Aowhanui Wood Limited chief executive Peter Weblin, who runs one of the largest forestry exporters out of Picton, says transport and harvesting companies have found themselves with a lot less work.

Freight costs and a housing development slow-down in China has resulted in a falling market, Peter says. Log prices have nearly halved since the middle of the year.

“We’re hoping that November is a trough,” he says.

“We’re not absolutely sure, but there are signs the market will pick up Q1 [in the first quarter] of next year.”

The PF Olsen Log Price Index for November has the price of wood $12 below the two-year average.

He says price volatility is a characteristic of a commodity trade and a reality of business.

“You have to plan for resiliency in your business until the market becomes more buoyant.

“People have to be prepared for it and build it in their business plans.

“We’ll have to see how it unfolds in the New Year.”

Peter says a strong market in the middle of the year means a lot of companies would have bought new gear and equipment.

“There weren’t enough trucks to move the wood fast enough,” he says.

Heagney Brothers chief executive Mickayla Heagney says the drop in wood prices has hurt her business.

“Log prices have been very high for a long time,” she says.

“But shipping costs were offsetting some of that.”

Peter says there’s a lot of uncertainty surrounding the cost of shipping.

He says freight costs at the start of the year were about $30 per JAS metre. By the middle of the year, those costs had skyrocketed to $75 and dropped in a trough in November to about $45.

Now, he says they’ve bounced back to $55.

“We don’t know where they’re going to go,” he says.

Mickayla says they have a lot less trucks on the road, and the lack of work means employees are getting a longer Christmas holiday – up to four weeks for some.

“It’s a significant time for us to be shut,” she says.

“It has impacted our business. There’s some hurt out there now.”

She says prices go up and down; that’s the way logging is. But she worries there’s more hurt on the way.

“There’s still stuff going on in the China market that we might not see until January,” Mickayla says.

“A lot of wood on the wharf gate isn’t a good sign for prices.”

She says wet weather isn’t helping either.

“The wood we can cart, we can’t get to.

“It’s a pretty tough environment for business to be working in at the moment.

“We just want to get through to the end of the day with all our staff, so when prices do go up we can get right back into it again.”

Marlborough Forestry Industry Association executive officer Vern Harris says China’s inventory is probably sitting at around five million cubic metres, and as the inventory drops further prices will start to climb as demand increases.
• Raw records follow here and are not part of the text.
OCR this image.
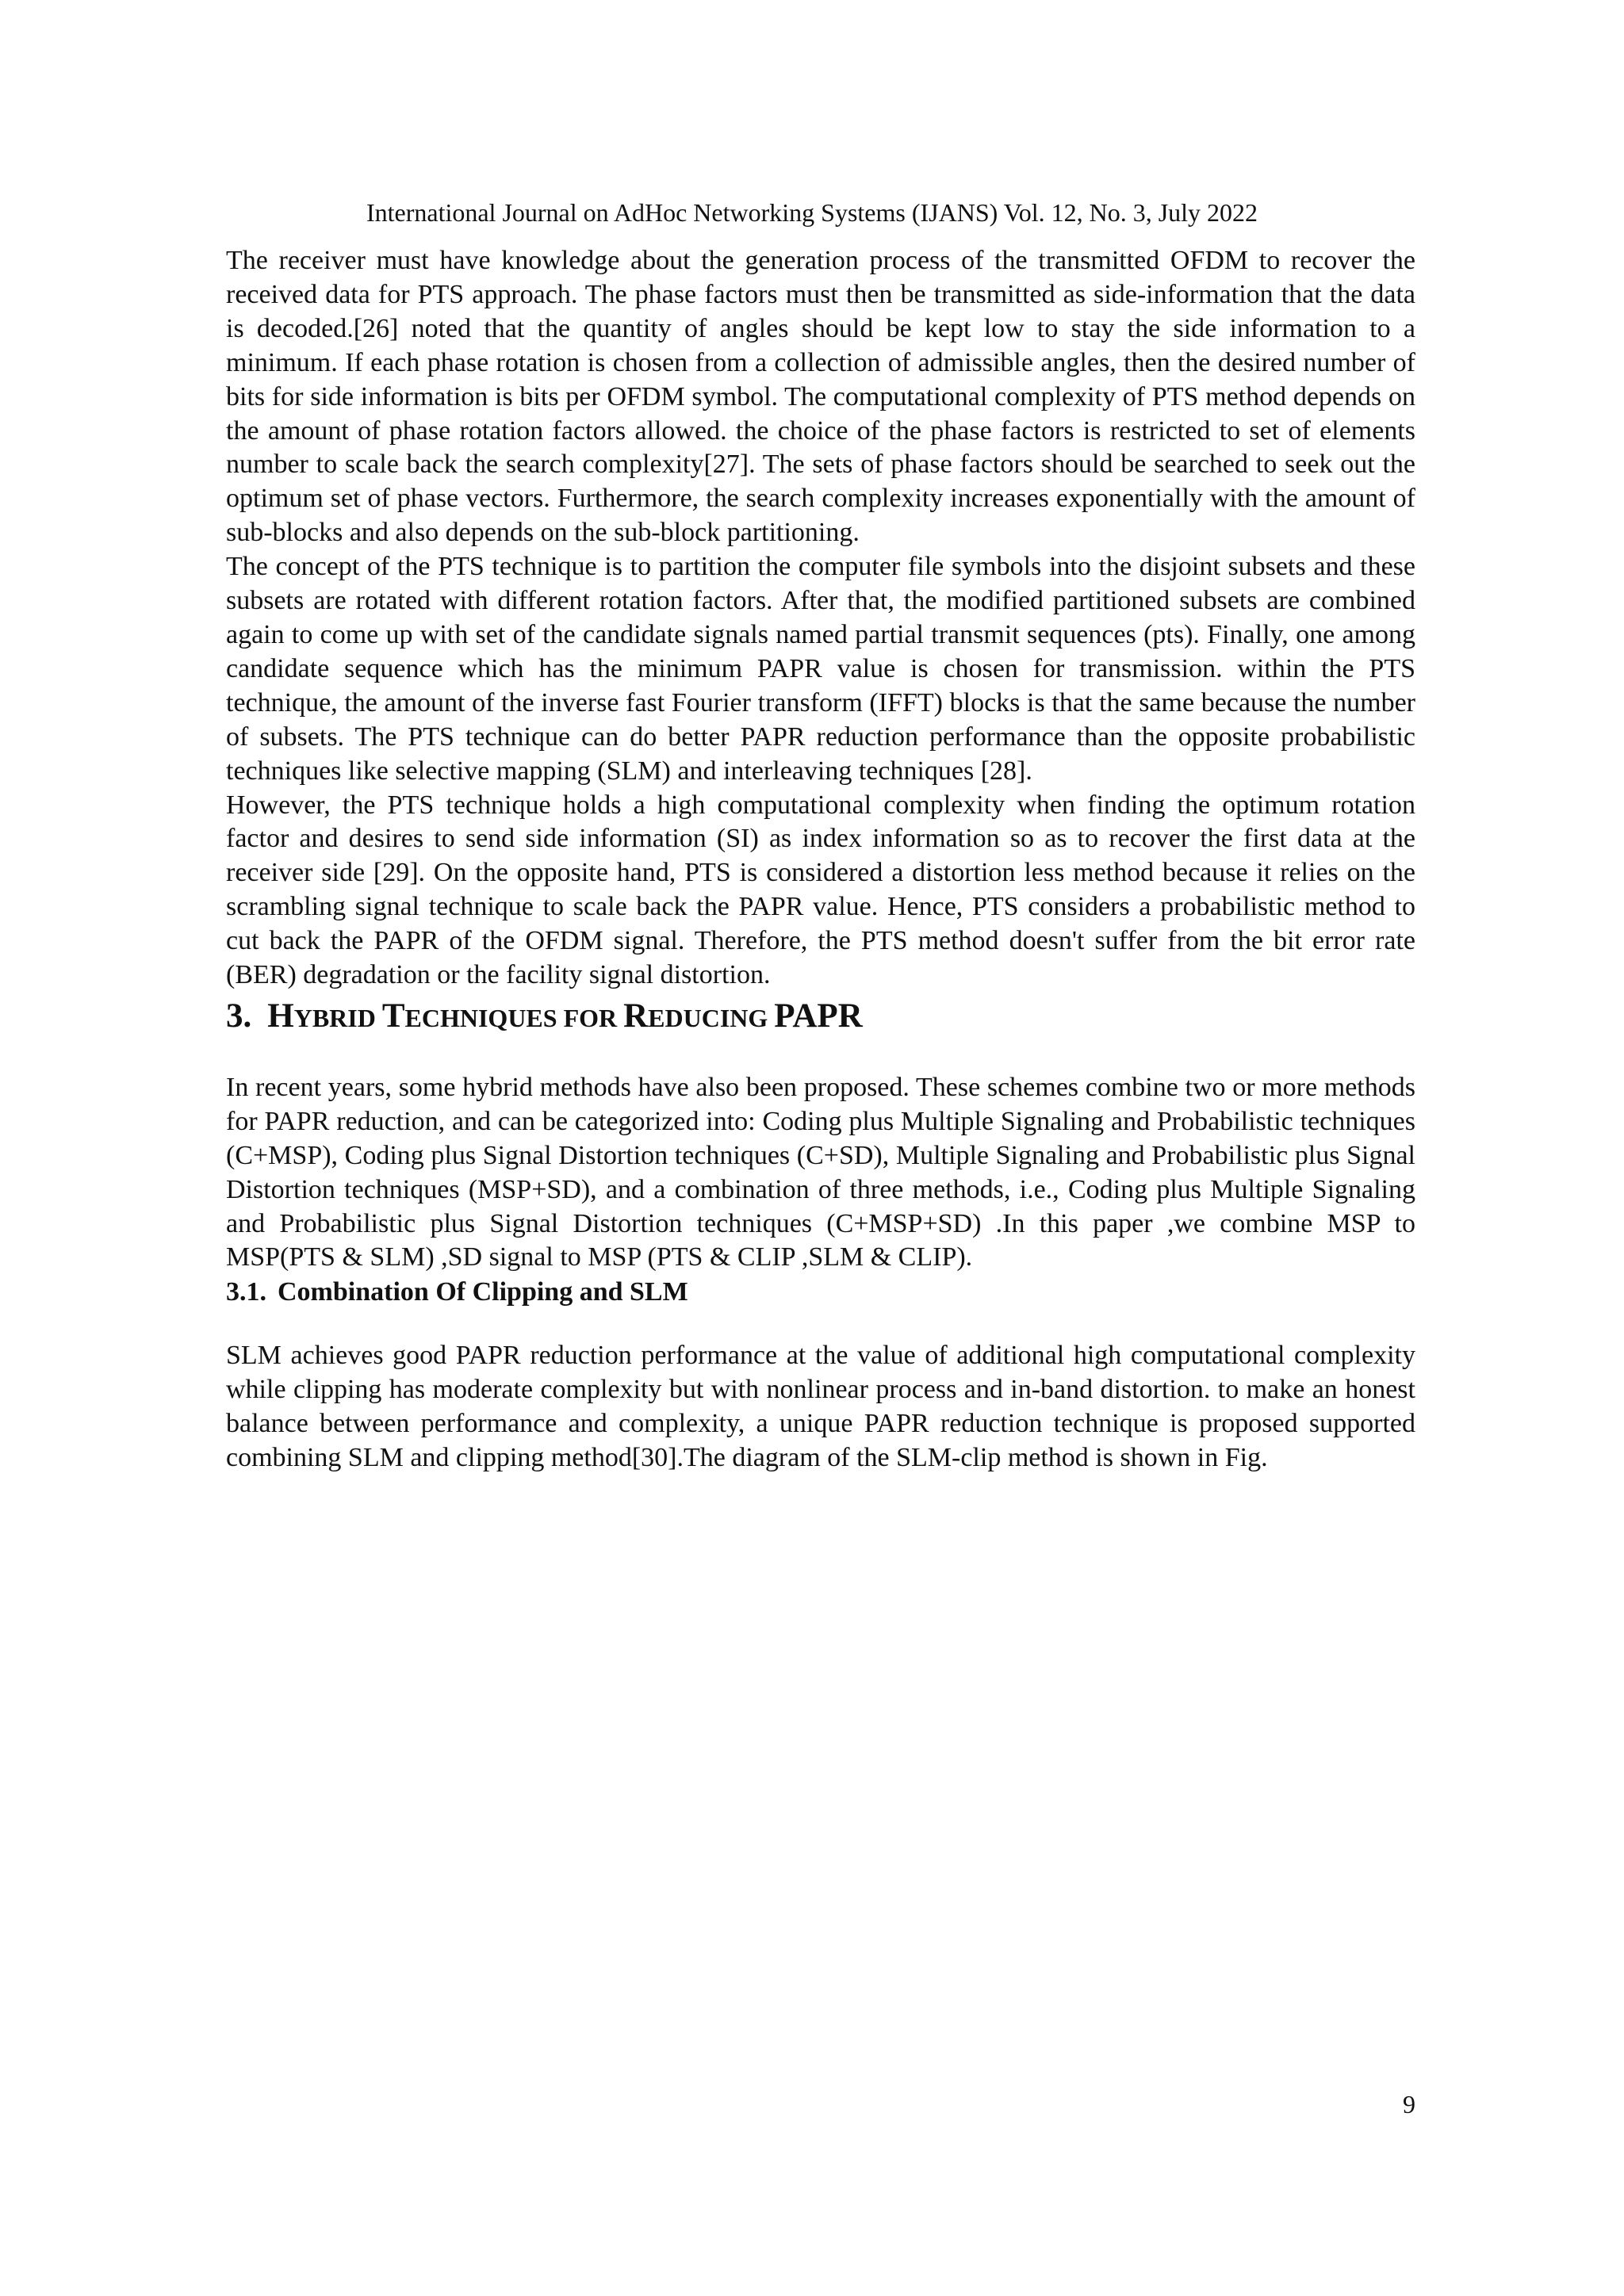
International Journal on AdHoc Networking Systems (IJANS) Vol. 12, No. 3, July 2022

The receiver must have knowledge about the generation process of the transmitted OFDM to recover the received data for PTS approach. The phase factors must then be transmitted as side-information that the data is decoded.[26] noted that the quantity of angles should be kept low to stay the side information to a minimum. If each phase rotation is chosen from a collection of admissible angles, then the desired number of bits for side information is bits per OFDM symbol. The computational complexity of PTS method depends on the amount of phase rotation factors allowed. the choice of the phase factors is restricted to set of elements number to scale back the search complexity[27]. The sets of phase factors should be searched to seek out the optimum set of phase vectors. Furthermore, the search complexity increases exponentially with the amount of sub-blocks and also depends on the sub-block partitioning.

The concept of the PTS technique is to partition the computer file symbols into the disjoint subsets and these subsets are rotated with different rotation factors. After that, the modified partitioned subsets are combined again to come up with set of the candidate signals named partial transmit sequences (pts). Finally, one among candidate sequence which has the minimum PAPR value is chosen for transmission. within the PTS technique, the amount of the inverse fast Fourier transform (IFFT) blocks is that the same because the number of subsets. The PTS technique can do better PAPR reduction performance than the opposite probabilistic techniques like selective mapping (SLM) and interleaving techniques [28].

However, the PTS technique holds a high computational complexity when finding the optimum rotation factor and desires to send side information (SI) as index information so as to recover the first data at the receiver side [29]. On the opposite hand, PTS is considered a distortion less method because it relies on the scrambling signal technique to scale back the PAPR value. Hence, PTS considers a probabilistic method to cut back the PAPR of the OFDM signal. Therefore, the PTS method doesn't suffer from the bit error rate (BER) degradation or the facility signal distortion.

3. HYBRID TECHNIQUES FOR REDUCING PAPR

In recent years, some hybrid methods have also been proposed. These schemes combine two or more methods for PAPR reduction, and can be categorized into: Coding plus Multiple Signaling and Probabilistic techniques (C+MSP), Coding plus Signal Distortion techniques (C+SD), Multiple Signaling and Probabilistic plus Signal Distortion techniques (MSP+SD), and a combination of three methods, i.e., Coding plus Multiple Signaling and Probabilistic plus Signal Distortion techniques (C+MSP+SD) .In this paper ,we combine MSP to MSP(PTS & SLM) ,SD signal to MSP (PTS & CLIP ,SLM & CLIP).

3.1. Combination Of Clipping and SLM

SLM achieves good PAPR reduction performance at the value of additional high computational complexity while clipping has moderate complexity but with nonlinear process and in-band distortion. to make an honest balance between performance and complexity, a unique PAPR reduction technique is proposed supported combining SLM and clipping method[30].The diagram of the SLM-clip method is shown in Fig.

9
“It does show the difficulty of being tied to one major customer.”

Vern says there is a lot of competition for China’s market from Europe and Russia.

“We don’t quite know what December is going to bring yet.

“I don’t think anybody would be comfortable making predictions.”

He says forestry is still profitable, albeit less so than what it was.

“It’s not as good as it has been, but it’s better than it was.

“It had been pretty good up until a couple months ago.”